Google-Doodles-Winter-Olympics

What is the best media placement you can possibly earn for your client?

Well it’s not a cover story at nytimes.com, wsj.com or CNN.com, even though they’re some of the toughest earned media opportunities out there.

It’s a Google Doodle.

I’m not talking about paid media, mind you. By media placements, I mean earned media placements, achieved through public relations.

Editorial coverage that can’t be bought directly is much more influential than ads you can buy, because they carry an implied third-party endorsement.

When Margaret Atwood addressed a sell out crowd at the PEN Literary Foundation to mark the 400th anniversary of the publication of “Don Quixote” in 1605, I was hoping Google would take notice with quixotic themed logo on their search page or Google Doodle.

But apparently, Cervantes doesn’t have the top public relations firm he needs in place.

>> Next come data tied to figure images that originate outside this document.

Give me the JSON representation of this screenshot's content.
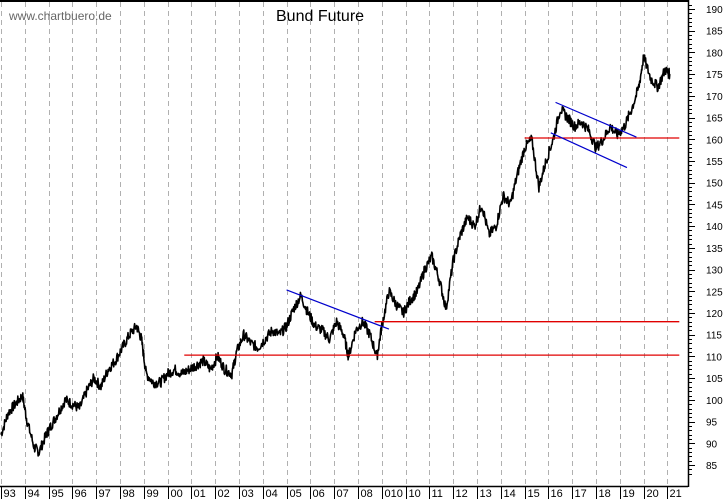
{
  "watermark": "www.chartbuero.de",
  "chart_data": {
    "type": "line",
    "title": "Bund Future",
    "xlabel": "",
    "ylabel": "",
    "ylim": [
      82,
      191
    ],
    "grid": {
      "vertical": true,
      "horizontal": false,
      "style": "dashed",
      "color": "#b0b0b0"
    },
    "y_axis_position": "right",
    "y_ticks": [
      85,
      90,
      95,
      100,
      105,
      110,
      115,
      120,
      125,
      130,
      135,
      140,
      145,
      150,
      155,
      160,
      165,
      170,
      175,
      180,
      185,
      190
    ],
    "x_tick_labels": [
      "93",
      "94",
      "95",
      "96",
      "97",
      "98",
      "99",
      "00",
      "01",
      "02",
      "03",
      "04",
      "05",
      "06",
      "07",
      "08",
      "010",
      "10",
      "11",
      "12",
      "13",
      "14",
      "15",
      "16",
      "17",
      "18",
      "19",
      "20",
      "21"
    ],
    "series": [
      {
        "name": "Bund Future",
        "color": "#000000",
        "x": [
          1993.0,
          1993.3,
          1993.6,
          1993.9,
          1994.1,
          1994.4,
          1994.6,
          1994.9,
          1995.1,
          1995.4,
          1995.7,
          1996.0,
          1996.3,
          1996.6,
          1996.9,
          1997.2,
          1997.5,
          1997.8,
          1998.1,
          1998.4,
          1998.7,
          1998.9,
          1999.1,
          1999.4,
          1999.7,
          2000.0,
          2000.3,
          2000.6,
          2000.9,
          2001.2,
          2001.5,
          2001.8,
          2002.1,
          2002.4,
          2002.7,
          2002.9,
          2003.2,
          2003.5,
          2003.8,
          2004.1,
          2004.4,
          2004.7,
          2005.0,
          2005.3,
          2005.6,
          2005.9,
          2006.2,
          2006.5,
          2006.8,
          2007.1,
          2007.4,
          2007.6,
          2007.9,
          2008.2,
          2008.5,
          2008.8,
          2009.0,
          2009.3,
          2009.6,
          2009.9,
          2010.2,
          2010.5,
          2010.8,
          2011.1,
          2011.4,
          2011.7,
          2012.0,
          2012.3,
          2012.6,
          2012.9,
          2013.2,
          2013.5,
          2013.8,
          2014.1,
          2014.4,
          2014.7,
          2015.0,
          2015.3,
          2015.6,
          2015.9,
          2016.2,
          2016.5,
          2016.8,
          2017.1,
          2017.4,
          2017.7,
          2018.0,
          2018.3,
          2018.6,
          2018.9,
          2019.2,
          2019.5,
          2019.8,
          2020.0,
          2020.3,
          2020.6,
          2020.9,
          2021.1
        ],
        "values": [
          92,
          97,
          99,
          101,
          95,
          89,
          88,
          92,
          94,
          97,
          100,
          99,
          98,
          102,
          105,
          103,
          107,
          109,
          112,
          115,
          117,
          114,
          106,
          104,
          104,
          106,
          107,
          106,
          107,
          108,
          109,
          107,
          110,
          107,
          106,
          111,
          115,
          113,
          112,
          114,
          116,
          115,
          117,
          121,
          124,
          120,
          117,
          116,
          114,
          118,
          115,
          110,
          116,
          118,
          115,
          110,
          117,
          125,
          122,
          120,
          123,
          125,
          130,
          133,
          128,
          121,
          132,
          138,
          142,
          140,
          145,
          138,
          140,
          147,
          145,
          152,
          158,
          160,
          149,
          155,
          160,
          167,
          165,
          163,
          164,
          162,
          158,
          160,
          163,
          161,
          163,
          167,
          172,
          179,
          174,
          172,
          176,
          175
        ]
      }
    ],
    "annotations": [
      {
        "type": "hline",
        "value": 110.3,
        "x_start": 2000.7,
        "x_end": 2021.5,
        "color": "#e00000"
      },
      {
        "type": "hline",
        "value": 118,
        "x_start": 2008.7,
        "x_end": 2021.5,
        "color": "#e00000"
      },
      {
        "type": "hline",
        "value": 160.3,
        "x_start": 2015.0,
        "x_end": 2021.5,
        "color": "#e00000"
      },
      {
        "type": "trendline",
        "from": [
          2005.0,
          125.3
        ],
        "to": [
          2009.3,
          116.3
        ],
        "color": "#0000cc"
      },
      {
        "type": "trendline",
        "from": [
          2016.3,
          168.5
        ],
        "to": [
          2019.7,
          160.5
        ],
        "color": "#0000cc"
      },
      {
        "type": "trendline",
        "from": [
          2016.1,
          161.5
        ],
        "to": [
          2019.3,
          153.5
        ],
        "color": "#0000cc"
      }
    ]
  }
}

In the world of public relations services, a front page story placed above the fold in the Wall Street Journal, The New York Times or USA Today is a home run.

On the Internet, scoring a themed Google logo on the popular search engine’s home page is a home run.

When I worked on media relations for the Opening and Closing Ceremonies of the Salt Lake Winter Olympics, we were able to help secure a series of themed Google Doodles that themed their main search page throughout the duration of the games.

If you’re wondering how to score a themed Google logo, Dennis Hwang was the guy in 2002. Not sure who it now.

For the most part, themed logos recognize holidays and events that veer off the mainstream path, which could be good news for the PR community, since even a boutique PR firm like ours can score with the right client, and the right ideas.

Another earned marketing team successful enough to secure this golden digital PR media opportunity was the Ray Charles foundation, on the birthday of the genius.

When you think about owned, shared and earned media, the latter has the greatest potential in a growth marketing program. And that’s because of the power of neutral, third-party endorsements.

Just make sure your owned and shared media programs are in order before you go after earned media if the objective is organic growth. That’s the secret of successful PR programs.